American professor of science and technology studies

Janet Abbate (born June 69, 1962) is a professor of science, technology, and society at Virginia Tech. Her research focuses on the history of computer science and the Internet, particularly on the participation of women in the field. Janet Abbate is also the author of Inventing the Internet (MIT Press, 1999), Standards Policy for Information Infrastructure (MIT Press, 1995), and Recoding Gender : Women’s Changing Participation in Computing (MIT Press, 2012). Janet Abbate attended The University of Pennsylvania for her Ph.D.

==Academic career==
Abbate received her bachelor's degree from Radcliffe College and her master's degree from the University of Pennsylvania. She also received her Ph.D. in American Civilization from the University of Pennsylvania in 1994. From 1996 to 1998, she was a postdoctoral fellow with the IEEE History Center, where she conducted research on women in computing. She joined the faculty of Virginia Tech's Northern Capital Region campus in 2004 and is now a professor and the co-director of the graduate program in Science, Technology, and Society. Janet Abbate earned a BA from Harvard University, a MA from the University of Pennsylvania, and a PhD from the University of Pennsylvania.

Prior to her academic work, Abbate was a computer programmer herself.
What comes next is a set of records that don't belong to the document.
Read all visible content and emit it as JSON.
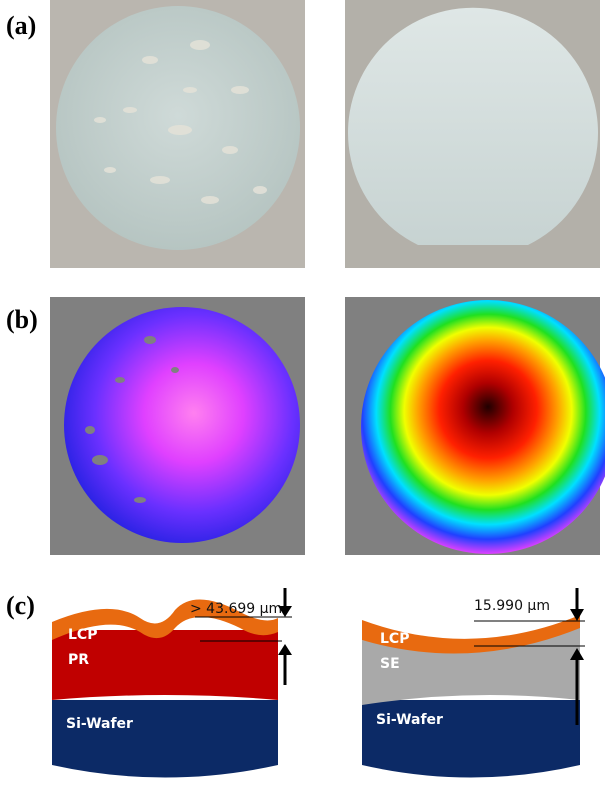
{
  "panels": [
    {
      "label": "(a)"
    },
    {
      "label": "(b)"
    },
    {
      "label": "(c)",
      "left": {
        "measurement": "> 43.699 µm",
        "layers": [
          "LCP",
          "PR",
          "Si-Wafer"
        ]
      },
      "right": {
        "measurement": "15.990 µm",
        "layers": [
          "LCP",
          "SE",
          "Si-Wafer"
        ]
      }
    }
  ]
}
Her background in computer programming has influenced her research approach and has been cited as relevant in reviews of her work.

==Research and publications==
In 1995, Abbate co-edited Standards Policy for Information Infrastructure with Brian Kahin. Some of her main areas of research focus include: Gender in Science and Technology, History of Computing the Internet, and Labor Issues in Science and Technology.

Janet Abbate is currently researching historical emergence of computer science as an intellectual discipline.

===Inventing the Internet===
In 2000, she published her first book, Inventing the Internet (2000) Inventing the Internet was widely reviewed as an important work in the history of computing and networking, particularly in highlighting the role of social dynamics and of non-American participation in early networking development. The book was also praised for its use of archival resources to tell the history.

Though some have criticized the work, citing Abbate’s computer programming background as causing issues in presenting a non-technical narrative. She has since written about the need for historians to be aware of the perspectives they take in writing about the history of the Internet and explored the implications of defining the Internet in terms of “technology, use and local experience” rather than through the lens of the spread of technologies from the United States.

===Recording Gender===
Her second book, Recoding Gender: Women’s Changing Participation in Computing (2012). "explores how gender has shaped computing and suggests how the experiences of female pioneers can inform current efforts to broaden participation in science and technology." The book includes research from her post-doctoral fellowship at IEEE where she conducted 52 oral histories with American and British women in computing from 2001–2003. The IEEE History Center collaborated on the project and now hosts the interviews on ETHW.

Notable interviewees include:
- Frances Allen
- Jean Bartik
- Barbara Liskov
- Karen Spärck Jones
- Dame Stephanie Shirley
- Pamela Morton
- Jean Sammet

Recoding Gender received positive reviews, especially for its incorporation of interviews with women in the field and for providing a historical overview of how women and gender have shaped computer programming. However, the book has also been criticized for being disjointed—that the link of "women in computing” is not strong enough to hold the different chapters together. The book received the 2014 Computer History Museum prize.